Not the best of starts for the trading week as investors exit SOCL, FDN and IWM. The growth story is not handling the threat/rumor of the Fed starting to hike interest rates soon than originally believed. We will know more on the validity of the story on Wednesday at the conclusion of the FOMC meeting. The NASDAQ composite index is the first to take out the initial support levels currently in play and now we watch to see how the others respond tomorrow. Nothing is for certain and the speculation is building on what and how this unfolds near term.
Running the EGG Scans – First the daily winners…
Despite the selling there is still plenty to watch as this week of trading starts on a negative trading day. Still looking for direction short term… patience is better than chasing or speculating. The winners continue reflect the shift in sentiment short term.
Russia (RUSS) the short side is back with downside gaining momentum on Monday. In position to retest the August lows.
Volatility Index (VXX) the push higher in volatility is coming from the selling in the broad based index. VIX closed above 14 and in position to spike higher is the worries continue to grow. VXN which measures the volatility on the NASDAQ jumped above 16 today on the selling in the index. Watching the VIX for a similar response short term.
Small Cap (TZA) the downside accelerated today with a decline of more than 1% on the index. Not the story we wanted to unfold short term, but now the downside is in play.
Emerging markets (EDZ) sellers have gained some momentum here on speculation a stronger dollar will continue and that is bad for the sector. Watch as this unfolds could offer a trading opportunity.
Treasury bonds (TBT) sellers are accelerating on the speculation the Fed will hike rates sooner than later and with the FOMC meeting this week it is gaining traction. Short trade is worth looking at.
Banks (KBE & KRE) gaining favor as higher rates seen positive for margins longer term. Watching this and we have established positions in other models.
Energy (ERY) sellers are gaining momentum as the price of crude and natural gas continue to move in a downtrend. That has a longer term implication to the sector if the erosion in price continues along with a stronger dollar. Small bounce for the sector as buyers step in on what they perceive as opportunity.

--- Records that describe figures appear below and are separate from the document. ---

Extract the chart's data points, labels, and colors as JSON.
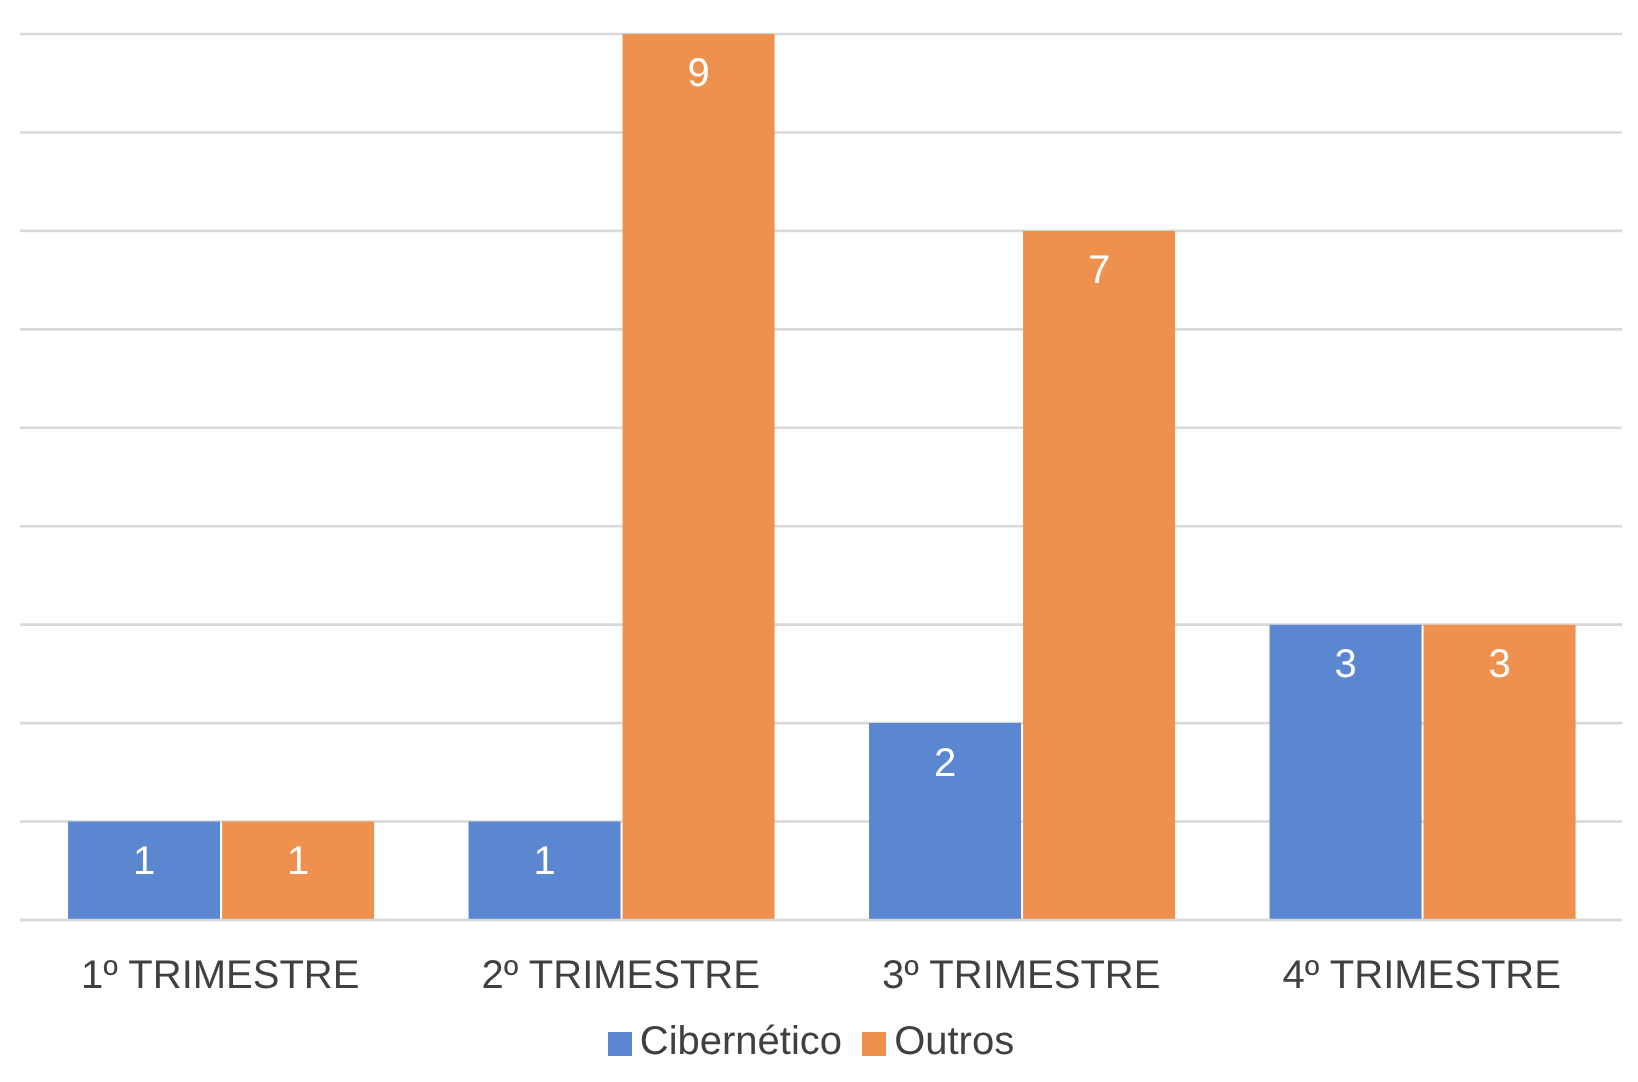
{
  "chart_data": {
    "type": "bar",
    "categories": [
      "1º TRIMESTRE",
      "2º TRIMESTRE",
      "3º TRIMESTRE",
      "4º TRIMESTRE"
    ],
    "series": [
      {
        "name": "Cibernético",
        "color": "#5b87d0",
        "values": [
          1,
          1,
          2,
          3
        ]
      },
      {
        "name": "Outros",
        "color": "#ee914f",
        "values": [
          1,
          9,
          7,
          3
        ]
      }
    ],
    "ylim": [
      0,
      9
    ],
    "yticks": [
      {
        "value": 0,
        "label": null
      },
      {
        "value": 1,
        "label": null
      },
      {
        "value": 2,
        "label": null
      },
      {
        "value": 3,
        "label": null
      },
      {
        "value": 4,
        "label": null
      },
      {
        "value": 5,
        "label": null
      },
      {
        "value": 6,
        "label": null
      },
      {
        "value": 7,
        "label": null
      },
      {
        "value": 8,
        "label": null
      },
      {
        "value": 9,
        "label": null
      }
    ],
    "grid": "y",
    "legend": "bottom",
    "data_labels": true,
    "tick_labels": "x"
  }
}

Solar (TAN) dumped 4% as the advancing stocks in growth sell off. The Fed story is hurting the sector.
Banks (KBE & KRE) broke through first level of resistance and are in position to add to the upside again. Patient with any trades and expect volatility.
SMIN – India Small Cap ETF broke higher and maintaining the uptrend. Thin volume.
DSLV – Short Silver ETF steadily climbing as the commodity falls in price.
Gold miners (DUST) sellers dump the miners as the weakness in gold remains. This trend is gaining momentum as well in both the commodity and the stocks.
Financials continue to hold the upside and if we are going to take another leg higher they will be a key part of the leadership. As we have discussed a test of $23 was a potential. The entry level for a trade on the upside is $23.50. The setup for the trade is in place and the upside momentum on Friday was a positive. Watch for follow through on the upside and don’t chase in the event of a gap open.
Took the entry for the trade and the news that the Federal Reserve and Treasury Department want the banks to consider reducing their size caused some grief, but the upside is still in play. We remain patient with the this sector as the story unfolds. Watching to see how it responds this week.